Characteristic of Tantrism is the prevalence of the practice instead of a theoretical reflection, the recourse to a metaphoric language which would seem in many aspects ambiguous (in the sense of ambivalence that is necessary in a dualistic world), and the intense seeking for ecstatic states (that have not to be confused with what is ordinarily intended as “ecstatic”). Obviously, the use of sexual practices is not only allowed, but even recommended, and this is the main reason for the popularity of Tantrism in the collective image inventory.
In fact, in Tantra, it’s the narrowness of our desires that leads to the “perdition”, not the opposite. We grasp just the single and separated aspects of a desire scattering in dozens of little pleasures. In meager words, we don’t know nor do we understand what we really wish for. We are unable to grasp through an ample and conscious vision, that our desire can’t be satisfied by small, limited satisfactions, since it is, in reality a divine desire, a desire of transcendence.

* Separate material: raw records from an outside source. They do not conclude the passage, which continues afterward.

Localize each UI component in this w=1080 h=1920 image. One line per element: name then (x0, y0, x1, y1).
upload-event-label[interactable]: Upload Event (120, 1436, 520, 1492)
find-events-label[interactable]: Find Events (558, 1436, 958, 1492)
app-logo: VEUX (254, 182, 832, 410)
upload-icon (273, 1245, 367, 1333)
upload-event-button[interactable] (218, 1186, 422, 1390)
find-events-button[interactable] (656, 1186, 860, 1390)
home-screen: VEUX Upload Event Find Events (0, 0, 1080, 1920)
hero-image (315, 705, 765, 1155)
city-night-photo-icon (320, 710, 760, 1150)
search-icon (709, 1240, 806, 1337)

By being satisfied with partial pleasures, we’ll never achieve the complete satisfaction, the beatitude, but we’ll achieve momentary happiness which will soon be overturned by the flow of a dualistic, identified life. There will always remain something of the unsatisfied that will strongly force us to desire again something else, in this and in the other lives (according to the theory of reincarnation).

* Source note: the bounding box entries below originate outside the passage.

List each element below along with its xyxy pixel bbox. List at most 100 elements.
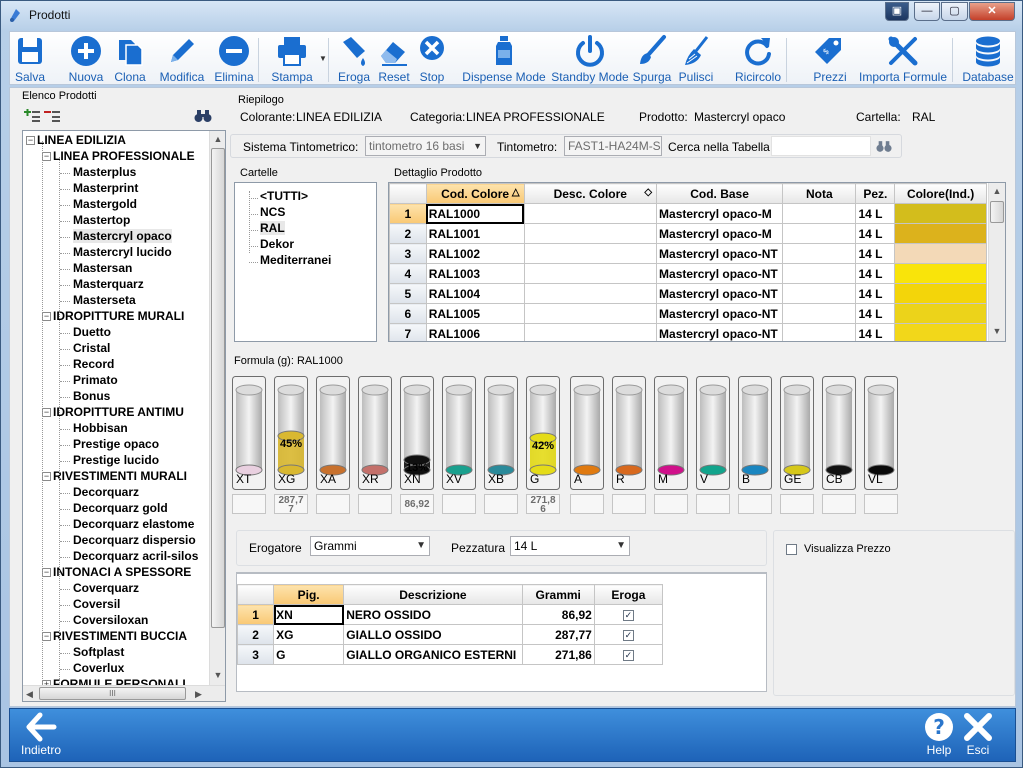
cartella-item[interactable]: <TUTTI> [260,189,308,203]
tree-item[interactable]: Masterprint [73,181,138,195]
scroll-up-icon[interactable]: ▲ [210,131,225,147]
column-header[interactable]: Desc. Colore ◇ [523,183,658,204]
pez-cell[interactable]: 14 L [855,243,896,264]
canister[interactable]: CB [822,376,856,490]
tree-expander-icon[interactable]: − [42,568,51,577]
eroga-cell[interactable]: ✓ [593,624,664,645]
erogatore-select[interactable]: Grammi ▼ [310,536,430,556]
exit-button[interactable]: Esci [960,711,996,757]
binoculars-icon[interactable] [194,109,212,123]
eroga-checkbox[interactable]: ✓ [622,609,634,621]
tree-item[interactable]: Prestige lucido [73,453,159,467]
pez-cell[interactable]: 14 L [855,303,896,324]
toolbar-eroga-button[interactable]: Eroga [334,34,374,84]
table-row[interactable]: 4 RAL1003 Mastercryl opaco-NT 14 L [389,263,987,284]
toolbar-pulisci-button[interactable]: Pulisci [676,34,716,84]
tree-hscrollbar[interactable]: ◀ III ▶ [23,685,225,701]
maximize-button[interactable]: ▢ [941,2,968,21]
cod-colore-cell[interactable]: RAL1005 [425,303,525,324]
cod-colore-cell[interactable]: RAL1006 [425,323,525,341]
grammi-cell[interactable]: 86,92 [521,604,595,625]
tree-item[interactable]: Decorquarz acril-silos [73,549,198,563]
tree-item[interactable]: Masterquarz [73,277,144,291]
toolbar-clona-button[interactable]: Clona [110,34,150,84]
tree-item[interactable]: LINEA PROFESSIONALE [53,149,195,163]
toolbar-reset-button[interactable]: Reset [376,34,412,84]
canister[interactable]: XT [232,376,266,490]
pez-cell[interactable]: 14 L [855,283,896,304]
tree-item[interactable]: Duetto [73,325,111,339]
tree-item[interactable]: Mastergold [73,197,137,211]
canister[interactable]: XV [442,376,476,490]
cod-base-cell[interactable]: Mastercryl opaco-M [656,203,784,224]
descrizione-cell[interactable]: NERO OSSIDO [343,604,523,625]
nota-cell[interactable] [782,303,857,324]
canister[interactable]: 13% XN [400,376,434,490]
cod-colore-cell[interactable]: RAL1002 [425,243,525,264]
minimize-button[interactable]: — [914,2,940,21]
column-header[interactable]: Eroga [593,584,664,605]
sort-indicator-icon[interactable]: ◇ [644,187,652,198]
eroga-checkbox[interactable]: ✓ [622,629,634,641]
cod-base-cell[interactable]: Mastercryl opaco-NT [656,283,784,304]
tree-item[interactable]: INTONACI A SPESSORE [53,565,191,579]
close-button[interactable]: ✕ [969,2,1015,21]
cerca-input[interactable] [771,136,871,156]
canister[interactable]: 45% XG [274,376,308,490]
help-button[interactable]: ? Help [921,711,957,757]
canister[interactable]: 42% G [526,376,560,490]
column-header[interactable]: Descrizione [343,584,523,605]
tree-item[interactable]: RIVESTIMENTI BUCCIA [53,629,187,643]
pig-cell[interactable]: XN [273,604,345,625]
tree-item[interactable]: RIVESTIMENTI MURALI [53,469,187,483]
tree-item[interactable]: Coverlux [73,661,124,675]
cod-base-cell[interactable]: Mastercryl opaco-M [656,223,784,244]
nota-cell[interactable] [782,323,857,341]
tree-item[interactable]: LINEA EDILIZIA [37,133,126,147]
cartella-item[interactable]: Dekor [260,237,294,251]
toolbar-salva-button[interactable]: Salva [10,34,50,84]
pig-cell[interactable]: XG [273,624,345,645]
tree-item-selected[interactable]: Mastercryl opaco [73,229,172,243]
descrizione-cell[interactable]: GIALLO ORGANICO ESTERNI [343,644,523,665]
tree-item[interactable]: Masterseta [73,293,136,307]
pez-cell[interactable]: 14 L [855,263,896,284]
cod-colore-cell[interactable]: RAL1000 [425,203,525,224]
toolbar-spurga-button[interactable]: Spurga [632,34,672,84]
column-header[interactable]: Pez. [855,183,896,204]
column-header[interactable]: Cod. Colore △ [425,183,525,204]
tree-item[interactable]: Decorquarz dispersio [73,533,196,547]
canister[interactable]: XB [484,376,518,490]
scroll-thumb[interactable] [211,148,225,628]
pez-cell[interactable]: 14 L [855,323,896,341]
tree-item[interactable]: Mastertop [73,213,130,227]
scroll-down-icon[interactable]: ▼ [989,323,1005,339]
nota-cell[interactable] [782,243,857,264]
canister[interactable]: VL [864,376,898,490]
tree-item[interactable]: IDROPITTURE MURALI [53,309,184,323]
cod-base-cell[interactable]: Mastercryl opaco-NT [656,263,784,284]
tree-item[interactable]: Mastercryl lucido [73,245,172,259]
column-header[interactable]: Nota [782,183,857,204]
binoculars-icon[interactable] [876,140,892,153]
toolbar-prezzi-button[interactable]: $ Prezzi [810,34,850,84]
grammi-cell[interactable]: 287,77 [521,624,595,645]
cod-colore-cell[interactable]: RAL1003 [425,263,525,284]
scroll-left-icon[interactable]: ◀ [26,689,33,700]
tree-item[interactable]: Coverquarz [73,581,139,595]
toolbar-stop-button[interactable]: Stop [414,34,450,84]
table-row[interactable]: 5 RAL1004 Mastercryl opaco-NT 14 L [389,283,987,304]
cod-base-cell[interactable]: Mastercryl opaco-NT [656,243,784,264]
tree-expander-icon[interactable]: − [42,472,51,481]
table-row[interactable]: 7 RAL1006 Mastercryl opaco-NT 14 L [389,323,987,341]
pig-cell[interactable]: G [273,644,345,665]
desc-colore-cell[interactable] [523,263,658,284]
column-header[interactable]: Pig. [273,584,345,605]
tree-item[interactable]: Decorquarz elastome [73,517,194,531]
dettaglio-scrollbar[interactable]: ▲ ▼ [988,183,1005,341]
toolbar-standby-mode-button[interactable]: Standby Mode [543,34,637,84]
tree-item[interactable]: Coversil [73,597,120,611]
table-row[interactable]: 1 XN NERO OSSIDO 86,92 ✓ [236,604,664,625]
cartella-item[interactable]: RAL [260,221,285,235]
nota-cell[interactable] [782,283,857,304]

Certainly, Eros is a fundamental force of life – the desire for beauty, creation and unity that pushes us to action. It’s the emanation of the shakti – the creative energy that animates the entire universe. Only through getting consciously in touch with such force will we achieve the aim of unifying ourselves with the universal force and knowing its causes (the source from which it is born). Such energy surrounds us, animates us and moves at our every action. Any attempt to deny and block it is an act of castration, of limitation. This is the reason why we have to explore every experience, remove any doubt, and verify at first hand what we really wish. Also, what usually is not marked in the modern commercial books about tantrism is just the distinctive tract of such a path, namely, the presence of a state of awareness that imposes a constant mental presence during every experience. The life force can be used to overcome our conditioned and automatic nature; better said, it coincides with the push towards transcendence. Indeed, if we didn’t have the desire, would we have the aspiration toward self -development, to awaken?

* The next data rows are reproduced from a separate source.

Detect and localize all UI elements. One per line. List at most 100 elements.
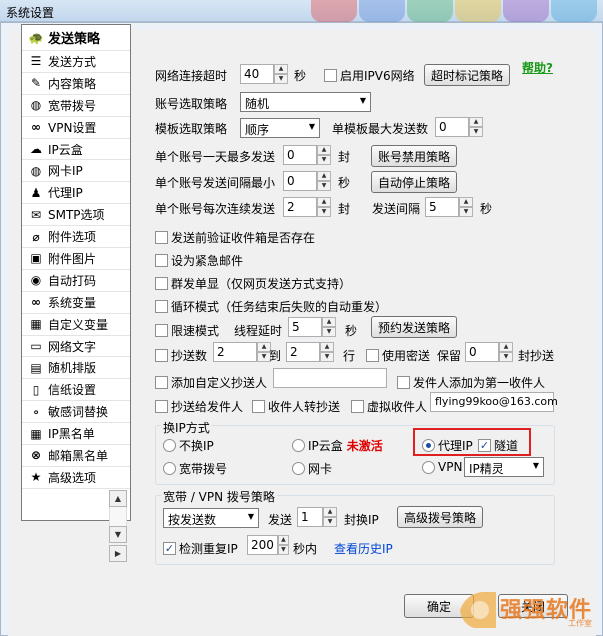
sidebar-item[interactable]: ◉ 自动打码 bbox=[22, 270, 130, 292]
timeout-mark-button[interactable]: 超时标记策略 bbox=[424, 64, 510, 86]
template-strategy-select[interactable]: 顺序 bbox=[240, 118, 320, 138]
cc-sender-checkbox[interactable]: 抄送给发件人 bbox=[155, 398, 243, 415]
watermark-logo: 强强软件 工作室 bbox=[456, 588, 596, 632]
account-ban-button[interactable]: 账号禁用策略 bbox=[371, 145, 457, 167]
sidebar-item-label: 系统变量 bbox=[48, 295, 97, 310]
nic-radio[interactable]: 网卡 bbox=[292, 460, 332, 477]
scroll-right-button[interactable]: ▶ bbox=[109, 545, 127, 562]
urgent-checkbox[interactable]: 设为紧急邮件 bbox=[155, 252, 243, 269]
tunnel-checkbox[interactable]: ✓ 隧道 bbox=[478, 437, 518, 454]
sidebar-item-label: 发送策略 bbox=[48, 32, 101, 47]
send-interval-stepper[interactable]: 5 ▲ ▼ bbox=[425, 197, 473, 217]
cloud-icon: ☁ bbox=[30, 142, 42, 156]
recipient-forward-checkbox[interactable]: 收件人转抄送 bbox=[252, 398, 340, 415]
sidebar-item[interactable]: ☁ IP云盒 bbox=[22, 139, 130, 161]
interval-sec-label: 秒 bbox=[338, 176, 351, 190]
dial-unit-label: 封换IP bbox=[344, 513, 379, 527]
sidebar-item[interactable]: ∘ 敏感词替换 bbox=[22, 401, 130, 424]
help-link[interactable]: 帮助? bbox=[522, 59, 553, 76]
close-circle-icon: ⊗ bbox=[30, 448, 42, 463]
keep-stepper[interactable]: 0 ▲ ▼ bbox=[465, 342, 513, 362]
send-interval-sec-label: 秒 bbox=[480, 202, 493, 216]
advanced-dial-button[interactable]: 高级拨号策略 bbox=[397, 506, 483, 528]
sidebar-item[interactable]: ★ 高级选项 bbox=[22, 467, 130, 489]
consecutive-stepper[interactable]: 2 ▲ ▼ bbox=[283, 197, 331, 217]
list-icon: ☰ bbox=[30, 54, 42, 69]
sidebar-item[interactable]: ▦ 自定义变量 bbox=[22, 314, 130, 336]
sidebar-item[interactable]: ▣ 附件图片 bbox=[22, 248, 130, 270]
template-max-stepper[interactable]: 0 ▲ ▼ bbox=[435, 117, 483, 137]
custom-cc-checkbox[interactable]: 添加自定义抄送人 bbox=[155, 374, 267, 391]
virtual-email-input[interactable]: flying99koo@163.com bbox=[430, 392, 558, 412]
sidebar-item[interactable]: 🐢 发送策略 bbox=[22, 25, 130, 51]
sidebar-scroll[interactable]: ▲ ▼ ▶ bbox=[109, 490, 127, 562]
sidebar-item-label: 网卡IP bbox=[48, 164, 83, 179]
sidebar-item-label: 随机排版 bbox=[48, 361, 97, 376]
sidebar-item-label: 邮箱黑名单 bbox=[48, 448, 109, 463]
ip-cloud-radio[interactable]: IP云盒 未激活 bbox=[292, 437, 383, 454]
sidebar-item-label: 自动打码 bbox=[48, 273, 97, 288]
sidebar-item[interactable]: ✉ SMTP选项 bbox=[22, 204, 130, 227]
thread-delay-stepper[interactable]: 5 ▲ ▼ bbox=[288, 317, 336, 337]
star-icon: ★ bbox=[30, 470, 42, 485]
sidebar-item[interactable]: ♟ 代理IP bbox=[22, 182, 130, 205]
check-duplicate-checkbox[interactable]: ✓ 检测重复IP bbox=[163, 540, 238, 557]
sidebar-item[interactable]: ▦ IP黑名单 bbox=[22, 423, 130, 446]
proxy-ip-radio[interactable]: 代理IP bbox=[422, 437, 473, 454]
daily-unit-label: 封 bbox=[338, 150, 351, 164]
account-strategy-select[interactable]: 随机 bbox=[240, 92, 371, 112]
sidebar-item[interactable]: ▭ 网络文字 bbox=[22, 336, 130, 358]
scroll-down-button[interactable]: ▼ bbox=[109, 526, 127, 543]
cc-to-stepper[interactable]: 2 ▲ ▼ bbox=[286, 342, 334, 362]
group-single-checkbox[interactable]: 群发单显（仅网页发送方式支持） bbox=[155, 275, 351, 292]
daily-max-stepper[interactable]: 0 ▲ ▼ bbox=[283, 145, 331, 165]
broadband-radio[interactable]: 宽带拨号 bbox=[163, 460, 227, 477]
scroll-up-button[interactable]: ▲ bbox=[109, 490, 127, 507]
custom-cc-input[interactable] bbox=[273, 368, 387, 388]
use-bcc-checkbox[interactable]: 使用密送 bbox=[366, 347, 430, 364]
interval-min-stepper[interactable]: 0 ▲ ▼ bbox=[283, 171, 331, 191]
loop-mode-checkbox[interactable]: 循环模式（任务结束后失败的自动重发） bbox=[155, 298, 387, 315]
template-max-label: 单模板最大发送数 bbox=[332, 122, 429, 136]
settings-sidebar: 🐢 发送策略 ☰ 发送方式 ✎ 内容策略 ◍ 宽带拨号 ∞ VPN设置 ☁ IP云盒 ◍ 网卡IP ♟ 代理I… bbox=[21, 24, 131, 521]
infinity-icon: ∞ bbox=[31, 295, 41, 310]
sidebar-item[interactable]: ◍ 宽带拨号 bbox=[22, 95, 130, 117]
envelope-icon: ✉ bbox=[30, 207, 42, 222]
sidebar-item[interactable]: ◍ 网卡IP bbox=[22, 160, 130, 183]
cc-count-checkbox[interactable]: 抄送数 bbox=[155, 347, 207, 364]
verify-inbox-checkbox[interactable]: 发送前验证收件箱是否存在 bbox=[155, 229, 315, 246]
dial-send-stepper[interactable]: 1 ▲ ▼ bbox=[297, 507, 337, 527]
keep-label: 保留 bbox=[437, 349, 462, 363]
cc-from-stepper[interactable]: 2 ▲ ▼ bbox=[213, 342, 271, 362]
no-ip-radio[interactable]: 不换IP bbox=[163, 437, 214, 454]
vpn-radio[interactable]: VPN bbox=[422, 460, 462, 474]
cc-row-label: 行 bbox=[343, 349, 356, 363]
history-ip-link[interactable]: 查看历史IP bbox=[334, 540, 393, 557]
speed-limit-checkbox[interactable]: 限速模式 bbox=[155, 322, 219, 339]
sidebar-item[interactable]: ⌀ 附件选项 bbox=[22, 226, 130, 249]
ip-method-title: 换IP方式 bbox=[161, 419, 212, 436]
sidebar-item-label: 宽带拨号 bbox=[48, 98, 97, 113]
sidebar-item[interactable]: ☰ 发送方式 bbox=[22, 51, 130, 73]
user-icon: ♟ bbox=[30, 185, 42, 200]
auto-stop-button[interactable]: 自动停止策略 bbox=[371, 171, 457, 193]
sidebar-item-label: 自定义变量 bbox=[48, 317, 109, 332]
sidebar-item[interactable]: ∞ 系统变量 bbox=[22, 292, 130, 314]
timeout-stepper[interactable]: 40 ▲ ▼ bbox=[240, 64, 288, 84]
sidebar-item-label: IP云盒 bbox=[48, 142, 83, 157]
sidebar-item[interactable]: ⊗ 邮箱黑名单 bbox=[22, 445, 130, 467]
link-icon: ∞ bbox=[31, 120, 41, 135]
ipv6-checkbox[interactable]: 启用IPV6网络 bbox=[324, 67, 415, 84]
sidebar-item[interactable]: ▤ 随机排版 bbox=[22, 357, 130, 380]
sidebar-item[interactable]: ∞ VPN设置 bbox=[22, 117, 130, 139]
vpn-select[interactable]: IP精灵 bbox=[464, 457, 544, 477]
thread-delay-sec-label: 秒 bbox=[345, 324, 358, 338]
map-icon: ▭ bbox=[30, 339, 42, 354]
appoint-send-button[interactable]: 预约发送策略 bbox=[371, 316, 457, 338]
dial-mode-select[interactable]: 按发送数 bbox=[163, 508, 259, 528]
sidebar-item[interactable]: ✎ 内容策略 bbox=[22, 73, 130, 95]
check-duplicate-stepper[interactable]: 200 ▲ ▼ bbox=[247, 535, 289, 555]
sidebar-item[interactable]: ▯ 信纸设置 bbox=[22, 379, 130, 402]
sender-first-checkbox[interactable]: 发件人添加为第一收件人 bbox=[397, 374, 545, 391]
virtual-recipient-checkbox[interactable]: 虚拟收件人 bbox=[351, 398, 427, 415]
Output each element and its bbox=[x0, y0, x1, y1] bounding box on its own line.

Speaking about eros (seeing that the popularization of an initiative practice such as Tantra brought to relate it exclusively with sex in a trivial and ignorant way), in the Tantric path it is not suppressed. The fragmentation of our personality that, in consequence, depraves the principle of Eros, must be overcome.
So, even during the sexual practice, there’s a need to amplify the vision to a more universal perspective: the practice has to continuously contemplate the presence of the divine in the force/desire that moves it; it has to consider the partner with respect and without yearning, or possessiveness, and as an expression of the sacred.
The overcoming of the dualist vision is what can emancipate the human being and Tantrism marks with fineness that, beyond every desire lies the fundamental impulse towards Unity. Every state of pleasure produces a sense of unification, while every condition of suffering contains division and contrast.
Life is an experiment we have to accomplish in a conscious way, and the experience in life (and not in a monastery) that is peculiar to tantrism, is the seeking for the original unity within oneself, with others, with the universal forces, with the Source.